From the outside looking in, the assumption is that doctors have it made. People think that since doctors make significantly larger salaries than the average person, they’re set for life. But truth be told, many physicians make mistakes with their money that hold them back from being successful. The good news is that you don’t have to.
5 Smart Personal Finance Tips and Habits for MDs
As a doctor, you make several times the average salary for a working professional. The question is, does your net worth and financial security reflect this healthy income? Here are a few tips to ensure it does:
Establish a Budget
The notion of a doctor on a budget might sound constricting, but it’s the exact opposite. In reality, being on a budget is freeing. It gives you a clear snapshot of your income and expenses so that you understand how much you have to spend, save, and invest each month. A budget helps you set aside the proper amount for saving and investing, which subsequently frees you up to enjoy more of your money.

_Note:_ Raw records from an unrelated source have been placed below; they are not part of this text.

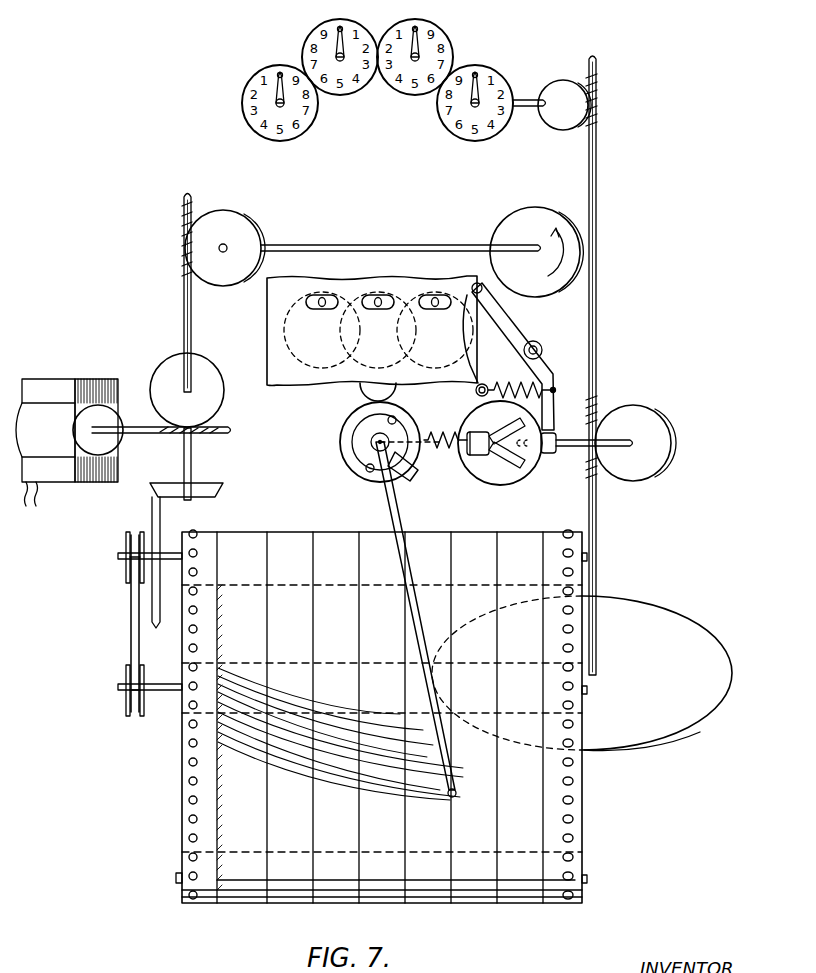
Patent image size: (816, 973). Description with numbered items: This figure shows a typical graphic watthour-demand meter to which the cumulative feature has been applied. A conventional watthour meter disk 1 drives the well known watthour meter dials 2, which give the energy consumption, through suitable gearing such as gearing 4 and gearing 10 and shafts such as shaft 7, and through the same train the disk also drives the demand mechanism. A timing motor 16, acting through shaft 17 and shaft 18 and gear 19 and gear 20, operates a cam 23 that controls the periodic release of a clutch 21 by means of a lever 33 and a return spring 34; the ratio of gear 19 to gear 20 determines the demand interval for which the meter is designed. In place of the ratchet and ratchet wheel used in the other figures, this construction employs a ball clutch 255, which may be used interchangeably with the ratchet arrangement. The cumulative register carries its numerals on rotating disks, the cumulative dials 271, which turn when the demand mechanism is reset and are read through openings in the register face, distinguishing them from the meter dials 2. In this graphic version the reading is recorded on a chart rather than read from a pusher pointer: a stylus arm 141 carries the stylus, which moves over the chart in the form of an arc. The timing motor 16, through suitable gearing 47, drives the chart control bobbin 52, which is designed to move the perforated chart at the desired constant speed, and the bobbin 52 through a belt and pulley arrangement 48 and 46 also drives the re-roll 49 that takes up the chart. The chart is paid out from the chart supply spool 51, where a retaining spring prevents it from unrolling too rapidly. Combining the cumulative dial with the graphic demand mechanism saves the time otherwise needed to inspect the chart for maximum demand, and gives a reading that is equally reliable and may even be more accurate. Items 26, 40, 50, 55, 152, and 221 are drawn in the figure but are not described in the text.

The watthour meter disk 1 is at (648, 606).
The watthour meter dials 2 is at (393, 91).
The gearing 4 is at (598, 104).
The shaft 7 is at (597, 527).
The gearing 10 is at (603, 401).
The timing motor 16 is at (70, 378).
The shaft 17 is at (125, 427).
The shaft 18 is at (185, 325).
The gear 19 is at (216, 428).
The gear 20 is at (182, 242).
The clutch 21 is at (505, 484).
The cam 23 is at (512, 223).
The roller 26 is at (362, 388).
The lever 33 is at (515, 326).
The return spring 34 is at (502, 387).
The motor leads 40 is at (28, 508).
The belt and pulley arrangement 46 is at (131, 613).
The gearing 47 is at (160, 497).
The belt and pulley arrangement 48 is at (127, 544).
The re-roll 49 is at (127, 704).
The shaft 50 is at (169, 691).
The chart supply spool 51 is at (176, 878).
The chart control bobbin 52 is at (173, 560).
The recording chart 55 is at (585, 819).
The stylus arm 141 is at (388, 506).
The cam 152 is at (409, 479).
The spring 221 is at (442, 436).
The ball clutch 255 is at (343, 452).
The cumulative dials 271 is at (396, 298).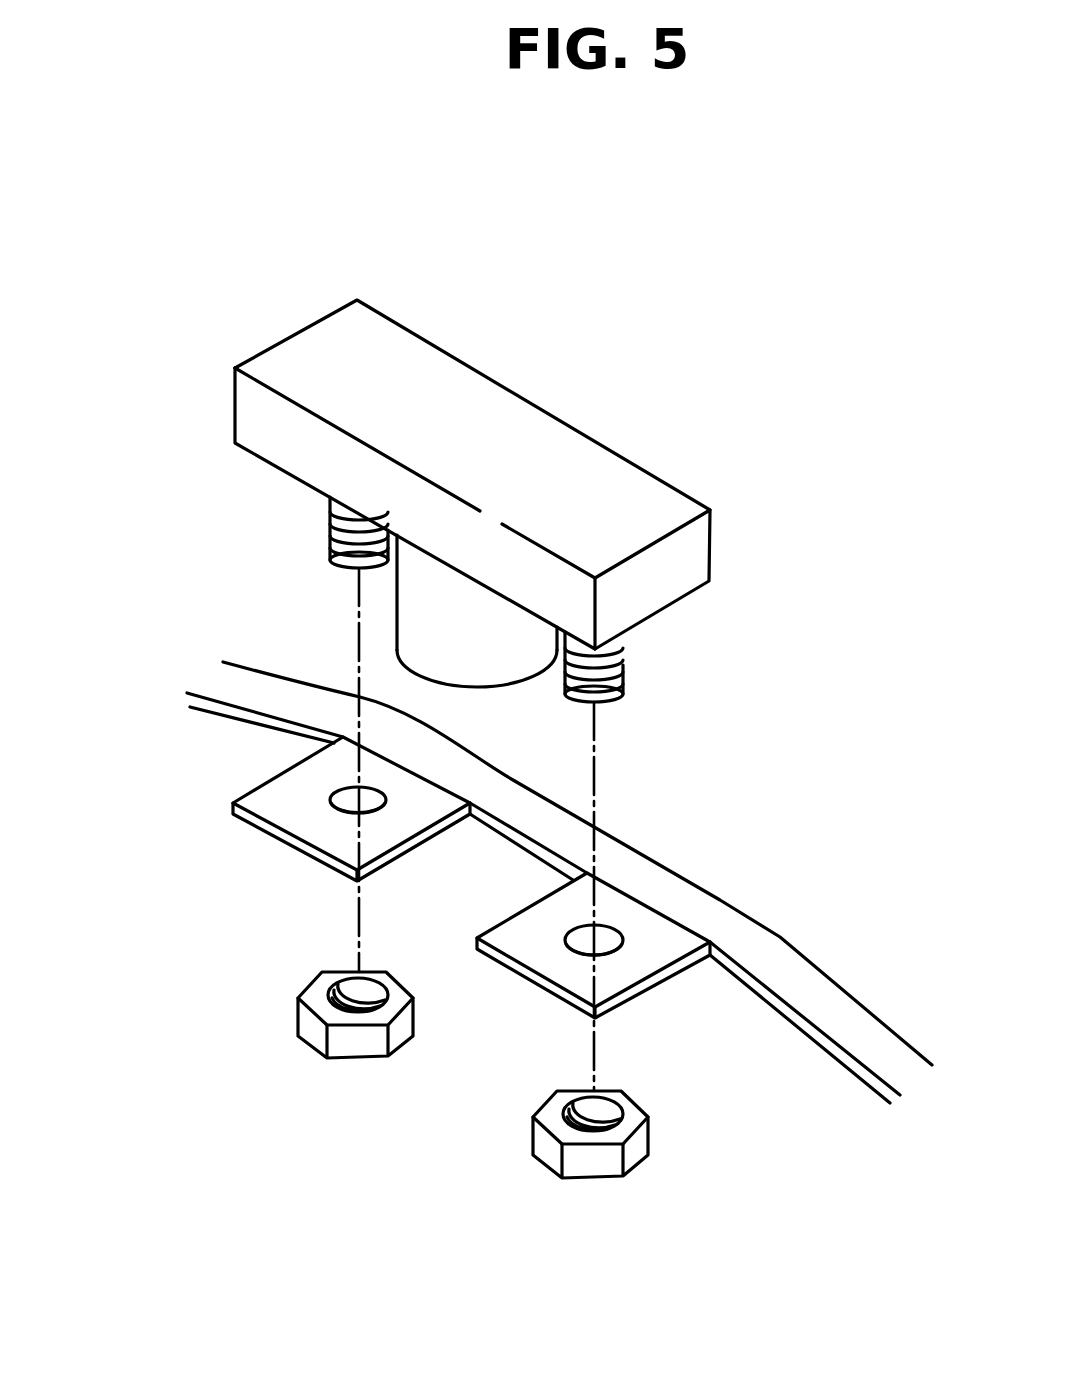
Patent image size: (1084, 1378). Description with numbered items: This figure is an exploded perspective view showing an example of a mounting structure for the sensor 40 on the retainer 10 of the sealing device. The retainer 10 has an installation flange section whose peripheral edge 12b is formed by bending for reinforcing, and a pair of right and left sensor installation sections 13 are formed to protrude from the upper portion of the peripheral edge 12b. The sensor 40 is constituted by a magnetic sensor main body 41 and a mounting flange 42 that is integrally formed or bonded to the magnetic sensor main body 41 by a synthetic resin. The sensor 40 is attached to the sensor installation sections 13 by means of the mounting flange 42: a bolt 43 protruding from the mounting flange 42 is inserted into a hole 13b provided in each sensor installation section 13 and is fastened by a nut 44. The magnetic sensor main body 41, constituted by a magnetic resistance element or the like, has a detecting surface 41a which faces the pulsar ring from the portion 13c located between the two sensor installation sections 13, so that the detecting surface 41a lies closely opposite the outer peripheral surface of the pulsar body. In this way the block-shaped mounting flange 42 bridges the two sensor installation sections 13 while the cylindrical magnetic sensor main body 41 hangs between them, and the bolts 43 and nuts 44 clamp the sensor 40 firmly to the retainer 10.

The retainer 10 is at (571, 942).
The peripheral edge 12b is at (840, 1063).
The sensor installation section 13 is at (421, 920).
The hole 13b is at (337, 795).
The portion between the sensor installation sections 13c is at (488, 885).
The sensor 40 is at (470, 485).
The magnetic sensor main body 41 is at (399, 651).
The detecting surface 41a is at (480, 688).
The mounting flange 42 is at (353, 347).
The bolt 43 is at (330, 537).
The nut 44 is at (313, 1030).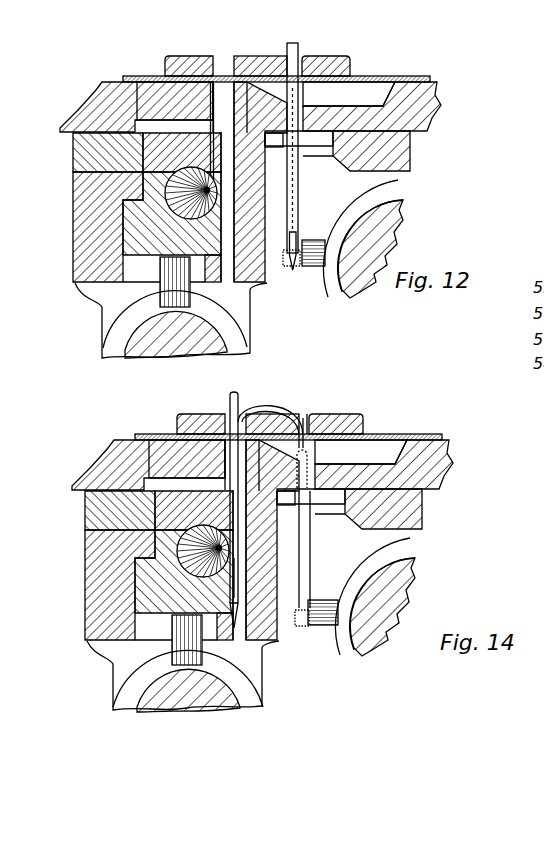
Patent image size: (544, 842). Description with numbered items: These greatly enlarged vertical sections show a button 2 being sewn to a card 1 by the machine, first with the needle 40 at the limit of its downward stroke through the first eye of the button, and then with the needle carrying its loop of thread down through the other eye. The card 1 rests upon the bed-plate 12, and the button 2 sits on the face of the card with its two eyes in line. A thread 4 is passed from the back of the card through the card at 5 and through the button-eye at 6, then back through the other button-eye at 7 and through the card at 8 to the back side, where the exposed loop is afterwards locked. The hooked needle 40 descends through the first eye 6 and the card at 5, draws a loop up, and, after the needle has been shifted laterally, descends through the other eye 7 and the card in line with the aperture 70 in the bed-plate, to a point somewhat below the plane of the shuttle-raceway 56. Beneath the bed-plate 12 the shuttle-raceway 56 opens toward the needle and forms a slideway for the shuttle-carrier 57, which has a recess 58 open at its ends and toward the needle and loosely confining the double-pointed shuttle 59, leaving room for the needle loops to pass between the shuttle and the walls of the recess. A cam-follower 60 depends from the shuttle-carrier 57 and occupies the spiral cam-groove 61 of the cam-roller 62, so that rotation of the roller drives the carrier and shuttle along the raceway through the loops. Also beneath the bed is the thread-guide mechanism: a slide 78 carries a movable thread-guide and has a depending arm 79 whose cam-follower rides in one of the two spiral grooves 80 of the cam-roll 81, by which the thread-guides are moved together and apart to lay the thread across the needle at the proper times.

In FIG. 12, the card 1 is at (373, 82).
In FIG. 14, the card 1 is at (297, 417).
In FIG. 12, the buttons 2 is at (322, 56).
In FIG. 14, the buttons 2 is at (353, 406).
In FIG. 12, the thread 4 is at (268, 78).
In FIG. 14, the thread 4 is at (326, 540).
In FIG. 12, the card passage point 5 is at (290, 100).
In FIG. 14, the card passage point 5 is at (306, 538).
In FIG. 12, the button-eye 6 is at (299, 58).
In FIG. 14, the button-eye 6 is at (321, 406).
In FIG. 12, the other button-eye 7 is at (220, 58).
In FIG. 14, the other button-eye 7 is at (207, 491).
In FIG. 14, the card passage point 8 is at (203, 502).
In FIG. 12, the bed-plate 12 is at (88, 102).
In FIG. 14, the bed-plate 12 is at (137, 465).
In FIG. 12, the needle 40 is at (300, 150).
In FIG. 14, the needle 40 is at (270, 413).
In FIG. 12, the shuttle-raceway 56 is at (120, 208).
In FIG. 14, the shuttle-raceway 56 is at (136, 565).
In FIG. 12, the shuttle-carrier 57 is at (127, 243).
In FIG. 14, the shuttle-carrier 57 is at (136, 553).
In FIG. 12, the recess 58 is at (90, 283).
In FIG. 12, the double-pointed shuttle 59 is at (205, 190).
In FIG. 14, the double-pointed shuttle 59 is at (136, 585).
In FIG. 12, the cam-follower 60 is at (180, 295).
In FIG. 14, the cam-follower 60 is at (215, 642).
In FIG. 12, the spiral cam-groove 61 is at (233, 343).
In FIG. 14, the spiral cam-groove 61 is at (179, 675).
In FIG. 12, the cam-roller 62 is at (155, 352).
In FIG. 14, the cam-roller 62 is at (188, 704).
In FIG. 12, the aperture 70 is at (274, 141).
In FIG. 14, the aperture 70 is at (302, 499).
In FIG. 12, the slide 78 is at (320, 139).
In FIG. 14, the slide 78 is at (370, 502).
In FIG. 12, the depending arm 79 is at (283, 197).
In FIG. 14, the depending arm 79 is at (314, 624).
In FIG. 12, the spiral grooves 80 is at (372, 192).
In FIG. 14, the spiral grooves 80 is at (395, 596).
In FIG. 12, the cam-roll 81 is at (378, 223).
In FIG. 14, the cam-roll 81 is at (386, 607).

Let’s say, for example, that you bring home $20,000 per month after taxes. With an itemized budget, you may discover that you can reasonably spend another $2,000 per month on discretionary expenses, or that you have room to trade in your car and get this year’s model. You might even find that you have a few hundred bucks that you can give to a local charity or use to support a friend in need. Clarity provides freedom!
Create an Emergency Fund
It’s common for doctors and physicians to fall into the trap of assuming they can cash flow everything with a high income. But your high salary doesn’t excuse you from the need to have cash on hand. More specifically, you need an emergency fund.
As a doctor with a good income and a fairly stable career, you might only need three or four months of cash set aside. But if you want to be extra conservative, six to nine months is a good mark to strive for.
Use Debt Strategically
There are people who will tell you that all debt is bad. Then there are other people who will encourage you to be free and easy with debt, using other people’s money to pay for everything from fancy dinners to lake houses. And as with most polarizing issues in life, the truth lies somewhere in the middle.
Debt is not evil and it’s not your savior. As a doctor, learning how to use physician loans to refinance student loan debt, buy a house, or finance your practice can prove to be extremely helpful. On the other hand, you should probably stay away from credit card debt and excessive auto loans.
Moderate Lifestyle Inflation
As a doctor, you’ll likely see your income rise significantly over your career. And while it’s certainly okay to increase your lifestyle along with your growing income, there has to be some moderation. One common practice is something financial experts call the “10 Percent Rule.”
“In a nutshell, take 10 percent of that increase in take home pay, and spend it on whatever your heart desires,” The Physician Philosopher advises. “In other words, if your take home pay goes up $10,000 – then take $1,000 and spend it on whatever your heart desires each month. This is your allowed lifestyle inflation after training.”
The other 90 percent goes to paying down debt, saving, investing, and generosity. If you follow this approach, you’ll start seeing zeros added to your net worth in no time.
Work With a Financial Advisor
According to a study of physicians, just 10 percent of doctors who are planning to retire consider themselves “ahead of schedule” in their financial plans. Part of this has to do with the fact that most physicians are trying to plan for retirement on their own.
If you want to move toward retirement with purpose, you need to work with a qualified financial advisor who can help you formulate a strategic plan for saving, investing, and creating income in your retirement years. (If you have an exceptionally high net worth, you may even consider working with two advisors and splitting your assets among them.)
Put Your High Salary to Work
It doesn’t matter how much money you make – if you don’t master the psychology of money, it’ll fade as quickly as it came. By understanding and implementing these personal finance tips and strategies, you can finally leverage your high salary to build genuine wealth. It might take a couple of years of sacrifice, but you’ll be better for it in the end.